Date of Award

3-2016

Degree Type

Dissertation

Degree Name

Doctor of Philosophy (PhD)

Department

Computer Science

First Advisor

Yuni Xia

Committee Chair

Yuni Xia

Committee Member 1

Christopher Clifton

Committee Member 2

Snehasis Mukhopadhyay

Committee Member 3

Jennifer Neville

Committee Member 4

Sunil Prabhakar

Abstract

In recent years, a number of emerging applications, such as sensor monitoring systems, RFID networks and location based services, have led to the proliferation of uncertain data. However, traditional data mining algorithms are usually inapplicable in uncertain data because of its probabilistic nature. Uncertainty has to be carefully handled; otherwise, it might significantly downgrade the quality of underlying data mining applications.

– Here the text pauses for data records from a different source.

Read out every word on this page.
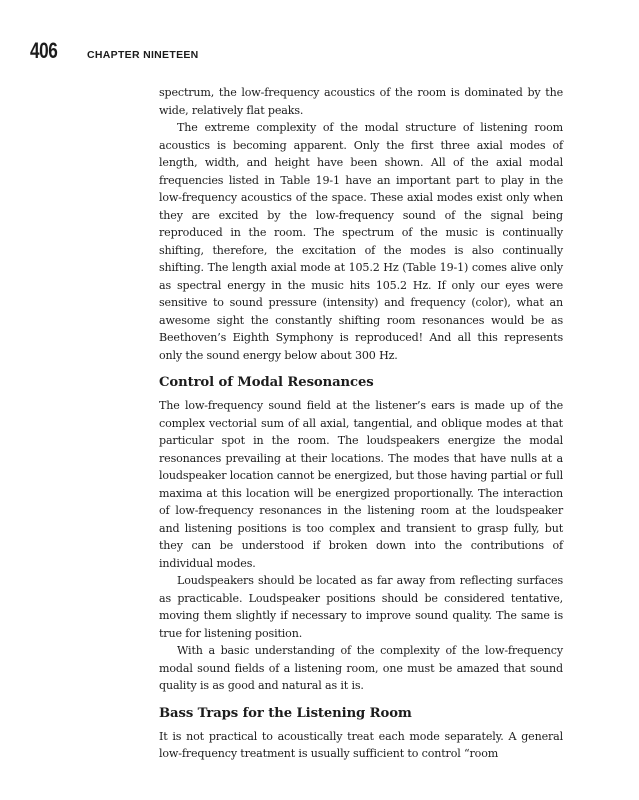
406	CHAPTER NINETEEN

spectrum, the low-frequency acoustics of the room is dominated by the wide, relatively flat peaks.

The extreme complexity of the modal structure of listening room acoustics is becoming apparent. Only the first three axial modes of length, width, and height have been shown. All of the axial modal frequencies listed in Table 19-1 have an important part to play in the low-frequency acoustics of the space. These axial modes exist only when they are excited by the low-frequency sound of the signal being reproduced in the room. The spectrum of the music is continually shifting, therefore, the excitation of the modes is also continually shifting. The length axial mode at 105.2 Hz (Table 19-1) comes alive only as spectral energy in the music hits 105.2 Hz. If only our eyes were sensitive to sound pressure (intensity) and frequency (color), what an awesome sight the constantly shifting room resonances would be as Beethoven’s Eighth Symphony is reproduced! And all this represents only the sound energy below about 300 Hz.

Control of Modal Resonances

The low-frequency sound field at the listener’s ears is made up of the complex vectorial sum of all axial, tangential, and oblique modes at that particular spot in the room. The loudspeakers energize the modal resonances prevailing at their locations. The modes that have nulls at a loudspeaker location cannot be energized, but those having partial or full maxima at this location will be energized proportionally. The interaction of low-frequency resonances in the listening room at the loudspeaker and listening positions is too complex and transient to grasp fully, but they can be understood if broken down into the contributions of individual modes.

Loudspeakers should be located as far away from reflecting surfaces as practicable. Loudspeaker positions should be considered tentative, moving them slightly if necessary to improve sound quality. The same is true for listening position.

With a basic understanding of the complexity of the low-frequency modal sound fields of a listening room, one must be amazed that sound quality is as good and natural as it is.

Bass Traps for the Listening Room

It is not practical to acoustically treat each mode separately. A general low-frequency treatment is usually sufficient to control “room
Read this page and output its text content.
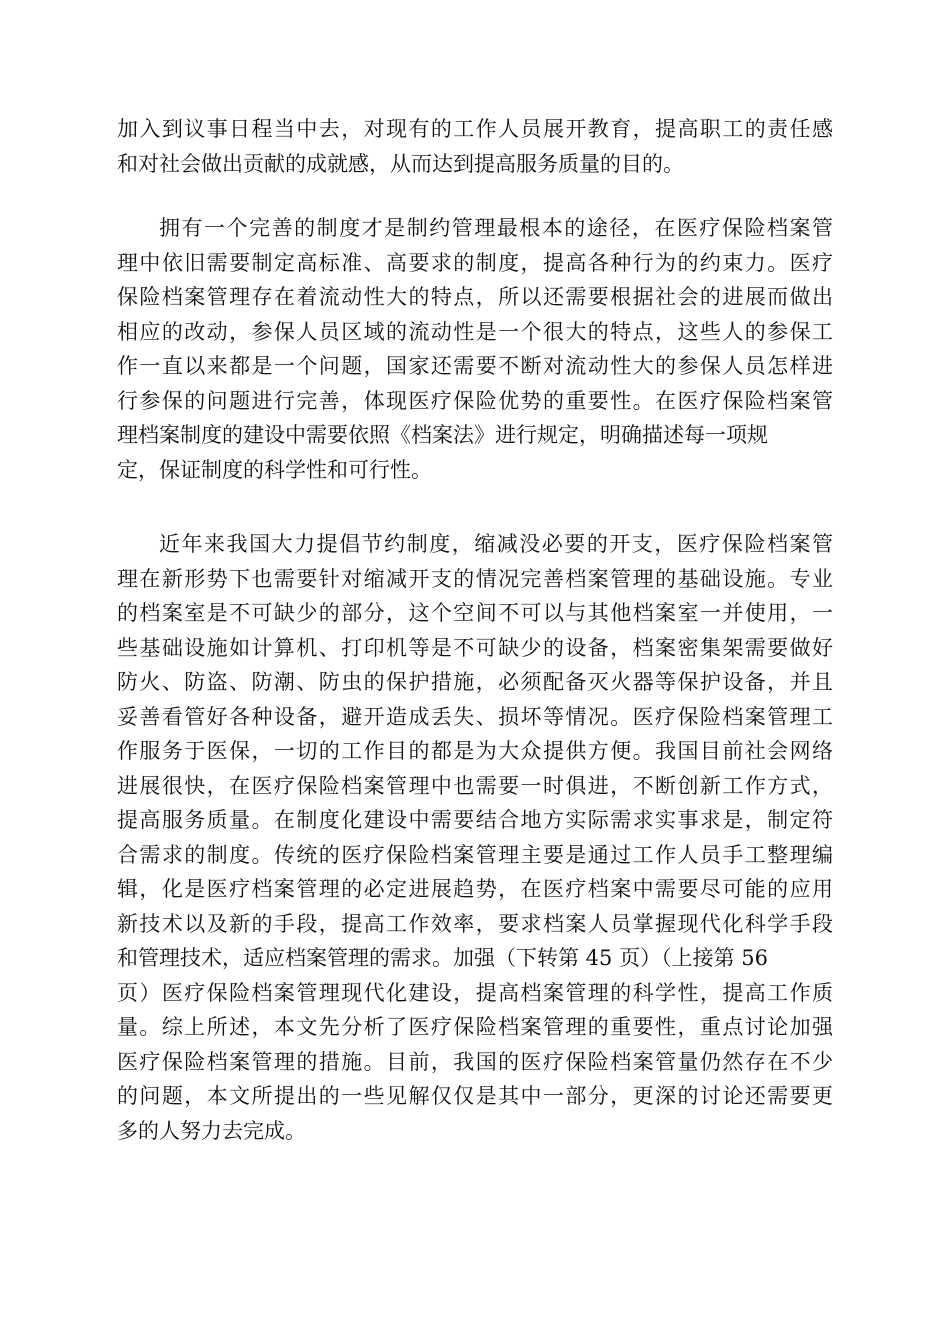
加入到议事日程当中去，对现有的工作人员展开教育，提高职工的责任感
和对社会做出贡献的成就感，从而达到提高服务质量的目的。
拥有一个完善的制度才是制约管理最根本的途径，在医疗保险档案管
理中依旧需要制定高标准、高要求的制度，提高各种行为的约束力。医疗
保险档案管理存在着流动性大的特点，所以还需要根据社会的进展而做出
相应的改动，参保人员区域的流动性是一个很大的特点，这些人的参保工
作一直以来都是一个问题，国家还需要不断对流动性大的参保人员怎样进
行参保的问题进行完善，体现医疗保险优势的重要性。在医疗保险档案管
理档案制度的建设中需要依照《档案法》进行规定，明确描述每一项规
定，保证制度的科学性和可行性。
近年来我国大力提倡节约制度，缩减没必要的开支，医疗保险档案管
理在新形势下也需要针对缩减开支的情况完善档案管理的基础设施。专业
的档案室是不可缺少的部分，这个空间不可以与其他档案室一并使用，一
些基础设施如计算机、打印机等是不可缺少的设备，档案密集架需要做好
防火、防盗、防潮、防虫的保护措施，必须配备灭火器等保护设备，并且
妥善看管好各种设备，避开造成丢失、损坏等情况。医疗保险档案管理工
作服务于医保，一切的工作目的都是为大众提供方便。我国目前社会网络
进展很快，在医疗保险档案管理中也需要一时俱进，不断创新工作方式，
提高服务质量。在制度化建设中需要结合地方实际需求实事求是，制定符
合需求的制度。传统的医疗保险档案管理主要是通过工作人员手工整理编
辑，化是医疗档案管理的必定进展趋势，在医疗档案中需要尽可能的应用
新技术以及新的手段，提高工作效率，要求档案人员掌握现代化科学手段
和管理技术，适应档案管理的需求。加强（下转第 45 页）（上接第 56
页）医疗保险档案管理现代化建设，提高档案管理的科学性，提高工作质
量。综上所述，本文先分析了医疗保险档案管理的重要性，重点讨论加强
医疗保险档案管理的措施。目前，我国的医疗保险档案管量仍然存在不少
的问题，本文所提出的一些见解仅仅是其中一部分，更深的讨论还需要更
多的人努力去完成。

Therefore, we extend traditional data mining algorithms into their uncertain versions so that they still can produce accurate results. In particular, we use a motivating example of sequential pattern mining to illustrate how to incorporate uncertain information in the process of data mining. We use possible world semantics to interpret two typical types of uncertainty: the tuple-level existential uncertainty and the attribute-level temporal uncertainty. In an uncertain database, it is probabilistic that a pattern is frequent or not; thus, we define the concept of probabilistic frequent sequential patterns. And various algorithms are designed to mine probabilistic frequent patterns efficiently in uncertain databases. We also implement our algorithms on distributed computing platforms, such as MapReduce and Spark, so that they can be applied in large scale databases.

Our work also includes uncertainty computation in supervised machine learning algorithms. We develop an artificial neural network to classify numeric uncertain data; and a Naive Bayesian classifier is designed for classifying categorical uncertain data streams. We also propose a discretization algorithm to pre-process numerical uncertain data, since many classifiers work with categoric data only. And experimental results in both synthetic and real-world uncertain datasets demonstrate that our methods are effective and efficient.